EL PAPEL DE LA EDUCACIÓN

–¿Qué hace la educación frente a estos nuevos desa­fíos?

–JDD: Paraguay está muy desprotegido, aunque hay una crisis mundial en tér­minos de educación. Noso­tros teníamos un sistema familiar donde las relacio­nes primarias eran muy fuer­tes y quizá no teníamos esa educación formal, pero esas relaciones primarias hacían que se transmitan valores, el sentido comunitario era muy fuerte. Yo creo que, a partir del 2000, lo fuimos fragmentando como familia, como sociedad, con fenóme­nos migratorios se fue des­membrando la familia. Y yo creo que hoy estamos en un proceso de cambio social muy fuerte, donde lo que antes nos servía de sostén cultural, que era la familia, quizá hoy se va fragmentando por cuestiones de migración urbana, incluso internacionales. Y eso con­comitante viene con la cri­sis nuestra de la educación básica inicial, básica media, que nos genera una vulnera­bilidad a ser víctimas de todo este proceso de influencias ideológicas y políticas a tra­vés de las redes sociales.

–JFD: La encíclica tiene un programa educativo claro. Hay una frase que a mí que me parece totalmente rela­cionada con esto de la encí­clica, que es impulsar una higiene de la atención. La reflexión, la lectura, el pen­samiento crítico no se da en cualquier contexto.
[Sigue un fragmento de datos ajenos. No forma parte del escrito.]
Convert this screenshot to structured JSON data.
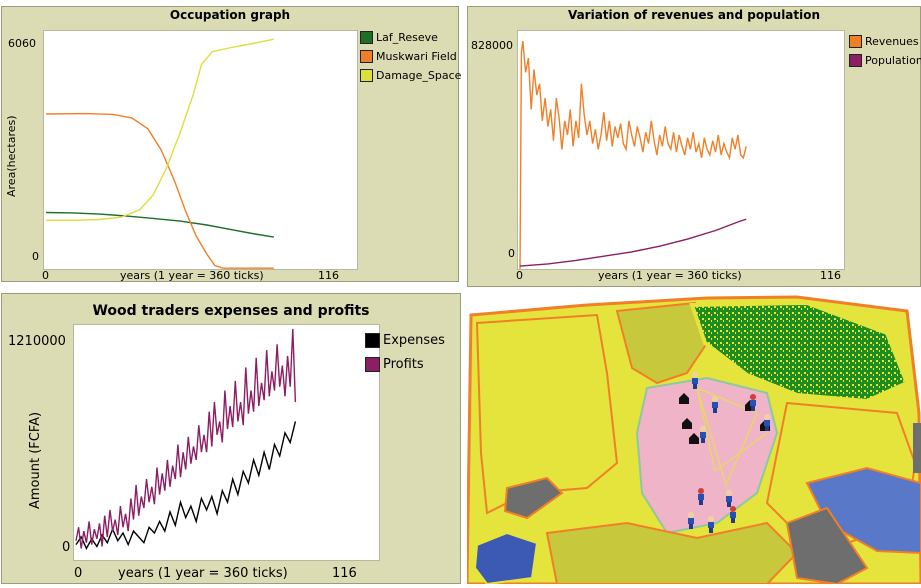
{
  "chart_data": [
    {
      "type": "line",
      "title": "Occupation graph",
      "xlabel": "years (1 year = 360 ticks)",
      "ylabel": "Area(hectares)",
      "x_ticks": [
        "0",
        "116"
      ],
      "y_ticks": [
        "0",
        "6060"
      ],
      "xlim": [
        0,
        116
      ],
      "ylim": [
        0,
        6060
      ],
      "legend_position": "right",
      "series": [
        {
          "name": "Laf_Reseve",
          "color": "#1e6e28",
          "points": [
            [
              0,
              1450
            ],
            [
              10,
              1440
            ],
            [
              20,
              1410
            ],
            [
              30,
              1360
            ],
            [
              40,
              1300
            ],
            [
              50,
              1230
            ],
            [
              60,
              1130
            ],
            [
              70,
              1000
            ],
            [
              78,
              900
            ],
            [
              85,
              820
            ]
          ]
        },
        {
          "name": "Muskwari Field",
          "color": "#f07f28",
          "points": [
            [
              0,
              3980
            ],
            [
              15,
              3990
            ],
            [
              25,
              3970
            ],
            [
              32,
              3880
            ],
            [
              38,
              3600
            ],
            [
              43,
              3050
            ],
            [
              48,
              2250
            ],
            [
              52,
              1500
            ],
            [
              56,
              850
            ],
            [
              60,
              380
            ],
            [
              63,
              90
            ],
            [
              66,
              20
            ],
            [
              75,
              20
            ],
            [
              85,
              20
            ]
          ]
        },
        {
          "name": "Damage_Space",
          "color": "#dede3c",
          "points": [
            [
              0,
              1250
            ],
            [
              10,
              1250
            ],
            [
              20,
              1270
            ],
            [
              28,
              1330
            ],
            [
              35,
              1520
            ],
            [
              40,
              1900
            ],
            [
              45,
              2600
            ],
            [
              50,
              3500
            ],
            [
              55,
              4500
            ],
            [
              58,
              5250
            ],
            [
              62,
              5580
            ],
            [
              70,
              5700
            ],
            [
              78,
              5800
            ],
            [
              85,
              5900
            ]
          ]
        }
      ]
    },
    {
      "type": "line",
      "title": "Variation of revenues and population",
      "xlabel": "years (1 year = 360 ticks)",
      "ylabel": "",
      "x_ticks": [
        "0",
        "116"
      ],
      "y_ticks": [
        "0",
        "828000"
      ],
      "xlim": [
        0,
        116
      ],
      "ylim": [
        0,
        828000
      ],
      "legend_position": "right",
      "series": [
        {
          "name": "Revenues",
          "color": "#f07f28",
          "points": [
            [
              0,
              0
            ],
            [
              0.5,
              760000
            ],
            [
              1,
              800000
            ],
            [
              2,
              690000
            ],
            [
              3,
              740000
            ],
            [
              4,
              560000
            ],
            [
              5,
              700000
            ],
            [
              6,
              610000
            ],
            [
              7,
              650000
            ],
            [
              8,
              520000
            ],
            [
              9,
              600000
            ],
            [
              10,
              500000
            ],
            [
              11,
              560000
            ],
            [
              12,
              450000
            ],
            [
              13,
              600000
            ],
            [
              14,
              530000
            ],
            [
              15,
              420000
            ],
            [
              16,
              520000
            ],
            [
              17,
              470000
            ],
            [
              18,
              560000
            ],
            [
              19,
              430000
            ],
            [
              20,
              520000
            ],
            [
              21,
              460000
            ],
            [
              22,
              650000
            ],
            [
              23,
              540000
            ],
            [
              24,
              470000
            ],
            [
              25,
              520000
            ],
            [
              26,
              440000
            ],
            [
              27,
              490000
            ],
            [
              28,
              420000
            ],
            [
              29,
              470000
            ],
            [
              30,
              550000
            ],
            [
              31,
              450000
            ],
            [
              32,
              520000
            ],
            [
              33,
              430000
            ],
            [
              34,
              500000
            ],
            [
              35,
              460000
            ],
            [
              36,
              510000
            ],
            [
              37,
              440000
            ],
            [
              38,
              420000
            ],
            [
              39,
              520000
            ],
            [
              40,
              470000
            ],
            [
              41,
              430000
            ],
            [
              42,
              500000
            ],
            [
              43,
              460000
            ],
            [
              44,
              410000
            ],
            [
              45,
              480000
            ],
            [
              46,
              440000
            ],
            [
              47,
              520000
            ],
            [
              48,
              450000
            ],
            [
              49,
              400000
            ],
            [
              50,
              470000
            ],
            [
              51,
              430000
            ],
            [
              52,
              500000
            ],
            [
              53,
              440000
            ],
            [
              54,
              420000
            ],
            [
              55,
              480000
            ],
            [
              56,
              410000
            ],
            [
              57,
              470000
            ],
            [
              58,
              430000
            ],
            [
              59,
              400000
            ],
            [
              60,
              460000
            ],
            [
              61,
              420000
            ],
            [
              62,
              480000
            ],
            [
              63,
              410000
            ],
            [
              64,
              440000
            ],
            [
              65,
              390000
            ],
            [
              66,
              460000
            ],
            [
              67,
              420000
            ],
            [
              68,
              400000
            ],
            [
              69,
              450000
            ],
            [
              70,
              410000
            ],
            [
              71,
              470000
            ],
            [
              72,
              400000
            ],
            [
              73,
              440000
            ],
            [
              74,
              410000
            ],
            [
              75,
              390000
            ],
            [
              76,
              460000
            ],
            [
              77,
              420000
            ],
            [
              78,
              470000
            ],
            [
              79,
              400000
            ],
            [
              80,
              390000
            ],
            [
              81,
              430000
            ]
          ]
        },
        {
          "name": "Population",
          "color": "#8c1e64",
          "points": [
            [
              0,
              10000
            ],
            [
              10,
              18000
            ],
            [
              20,
              30000
            ],
            [
              30,
              45000
            ],
            [
              40,
              60000
            ],
            [
              50,
              80000
            ],
            [
              60,
              105000
            ],
            [
              70,
              135000
            ],
            [
              78,
              165000
            ],
            [
              81,
              175000
            ]
          ]
        }
      ]
    },
    {
      "type": "line",
      "title": "Wood traders expenses and profits",
      "xlabel": "years (1 year = 360 ticks)",
      "ylabel": "Amount (FCFA)",
      "x_ticks": [
        "0",
        "116"
      ],
      "y_ticks": [
        "0",
        "1210000"
      ],
      "xlim": [
        0,
        116
      ],
      "ylim": [
        0,
        1210000
      ],
      "legend_position": "right",
      "series": [
        {
          "name": "Expenses",
          "color": "#000000",
          "points": [
            [
              0,
              80000
            ],
            [
              2,
              120000
            ],
            [
              4,
              60000
            ],
            [
              6,
              110000
            ],
            [
              8,
              70000
            ],
            [
              10,
              130000
            ],
            [
              12,
              90000
            ],
            [
              14,
              160000
            ],
            [
              16,
              100000
            ],
            [
              18,
              140000
            ],
            [
              20,
              80000
            ],
            [
              22,
              150000
            ],
            [
              24,
              120000
            ],
            [
              26,
              90000
            ],
            [
              28,
              170000
            ],
            [
              30,
              140000
            ],
            [
              32,
              200000
            ],
            [
              34,
              150000
            ],
            [
              36,
              250000
            ],
            [
              38,
              180000
            ],
            [
              40,
              300000
            ],
            [
              42,
              220000
            ],
            [
              44,
              280000
            ],
            [
              46,
              200000
            ],
            [
              48,
              320000
            ],
            [
              50,
              260000
            ],
            [
              52,
              330000
            ],
            [
              54,
              240000
            ],
            [
              56,
              360000
            ],
            [
              58,
              300000
            ],
            [
              60,
              420000
            ],
            [
              62,
              340000
            ],
            [
              64,
              460000
            ],
            [
              66,
              400000
            ],
            [
              68,
              520000
            ],
            [
              70,
              440000
            ],
            [
              72,
              560000
            ],
            [
              74,
              470000
            ],
            [
              76,
              600000
            ],
            [
              78,
              540000
            ],
            [
              80,
              660000
            ],
            [
              82,
              610000
            ],
            [
              84,
              720000
            ]
          ]
        },
        {
          "name": "Profits",
          "color": "#8c1e64",
          "points": [
            [
              0,
              100000
            ],
            [
              1,
              170000
            ],
            [
              2,
              60000
            ],
            [
              3,
              150000
            ],
            [
              4,
              90000
            ],
            [
              5,
              200000
            ],
            [
              6,
              80000
            ],
            [
              7,
              160000
            ],
            [
              8,
              110000
            ],
            [
              9,
              190000
            ],
            [
              10,
              70000
            ],
            [
              11,
              230000
            ],
            [
              12,
              120000
            ],
            [
              13,
              260000
            ],
            [
              14,
              150000
            ],
            [
              15,
              210000
            ],
            [
              16,
              130000
            ],
            [
              17,
              280000
            ],
            [
              18,
              170000
            ],
            [
              19,
              240000
            ],
            [
              20,
              150000
            ],
            [
              21,
              320000
            ],
            [
              22,
              210000
            ],
            [
              23,
              390000
            ],
            [
              24,
              230000
            ],
            [
              25,
              330000
            ],
            [
              26,
              270000
            ],
            [
              27,
              420000
            ],
            [
              28,
              300000
            ],
            [
              29,
              380000
            ],
            [
              30,
              290000
            ],
            [
              31,
              480000
            ],
            [
              32,
              340000
            ],
            [
              33,
              450000
            ],
            [
              34,
              360000
            ],
            [
              35,
              520000
            ],
            [
              36,
              380000
            ],
            [
              37,
              490000
            ],
            [
              38,
              420000
            ],
            [
              39,
              600000
            ],
            [
              40,
              430000
            ],
            [
              41,
              560000
            ],
            [
              42,
              470000
            ],
            [
              43,
              640000
            ],
            [
              44,
              500000
            ],
            [
              45,
              590000
            ],
            [
              46,
              520000
            ],
            [
              47,
              700000
            ],
            [
              48,
              560000
            ],
            [
              49,
              650000
            ],
            [
              50,
              560000
            ],
            [
              51,
              770000
            ],
            [
              52,
              590000
            ],
            [
              53,
              820000
            ],
            [
              54,
              650000
            ],
            [
              55,
              720000
            ],
            [
              56,
              610000
            ],
            [
              57,
              880000
            ],
            [
              58,
              680000
            ],
            [
              59,
              800000
            ],
            [
              60,
              690000
            ],
            [
              61,
              930000
            ],
            [
              62,
              720000
            ],
            [
              63,
              820000
            ],
            [
              64,
              700000
            ],
            [
              65,
              1000000
            ],
            [
              66,
              760000
            ],
            [
              67,
              880000
            ],
            [
              68,
              770000
            ],
            [
              69,
              1050000
            ],
            [
              70,
              800000
            ],
            [
              71,
              920000
            ],
            [
              72,
              830000
            ],
            [
              73,
              1090000
            ],
            [
              74,
              850000
            ],
            [
              75,
              980000
            ],
            [
              76,
              880000
            ],
            [
              77,
              1120000
            ],
            [
              78,
              900000
            ],
            [
              79,
              1010000
            ],
            [
              80,
              850000
            ],
            [
              81,
              1060000
            ],
            [
              82,
              900000
            ],
            [
              83,
              1200000
            ],
            [
              84,
              820000
            ]
          ]
        }
      ]
    }
  ],
  "world_map": {
    "description_colors": {
      "reserve": "#2aa02a",
      "damaged_land": "#e4e43c",
      "field_edge": "#f07f28",
      "pasture": "#c8c83c",
      "village": "#f0b4c8",
      "water": "#5a78c8",
      "rock": "#6e6e6e"
    }
  }
}
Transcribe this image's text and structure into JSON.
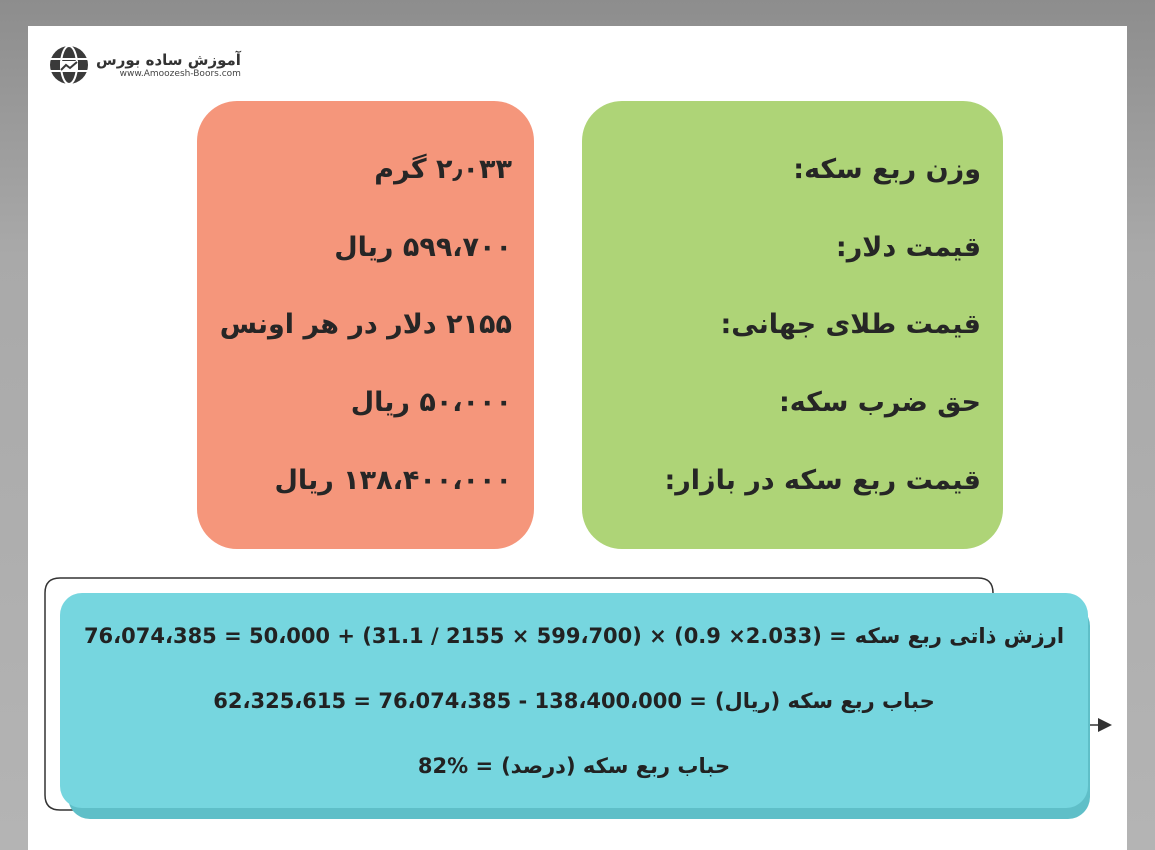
{
  "logo": {
    "name": "آموزش ساده بورس",
    "url": "www.Amoozesh-Boors.com"
  },
  "labels": [
    "وزن ربع سکه:",
    "قیمت دلار:",
    "قیمت طلای جهانی:",
    "حق ضرب سکه:",
    "قیمت ربع سکه در بازار:"
  ],
  "values": [
    "۲٫۰۳۳ گرم",
    "۵۹۹،۷۰۰ ریال",
    "۲۱۵۵ دلار در هر اونس",
    "۵۰،۰۰۰ ریال",
    "۱۳۸،۴۰۰،۰۰۰ ریال"
  ],
  "formulas": [
    {
      "expr": "76،074،385 = 50،000 + (31.1 / 2155 × 599،700) × (0.9 ×2.033) =",
      "label": "ارزش ذاتی ربع سکه"
    },
    {
      "expr": "62،325،615 = 76،074،385 - 138،400،000 =",
      "label": "حباب ربع سکه (ریال)"
    },
    {
      "expr": "82% =",
      "label": "حباب ربع سکه (درصد)"
    }
  ],
  "colors": {
    "green": "#aed477",
    "orange": "#f5967b",
    "cyan": "#76d6df"
  }
}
Nece­sita un tiempo, una dispo­sición, necesita detenerse, necesita concentrarse. O sea, necesita toda una habi­tualidad y una serie de prác­ticas a contracorriente del mundo que tenemos hoy. Y yo soy muy crítico de los paradigmas dominantes en materia de aprendizaje, que se fueron consolidando como un mainstream, como un consenso a lo largo de estos años. Me refiero al pedago­gismo, al vaciamiento de los contenidos, a la supremacía de las fórmulas, a esta idea de que ciertas competencias a adquirir como habilidades pueden desprenderse de con­tenidos fundamentales para orientar la vida y dar sentido a la existencia. Debemos volver a las grandes lectu­ras, debemos reivindicar de vuelta la memoria, tan des­calificada en la época.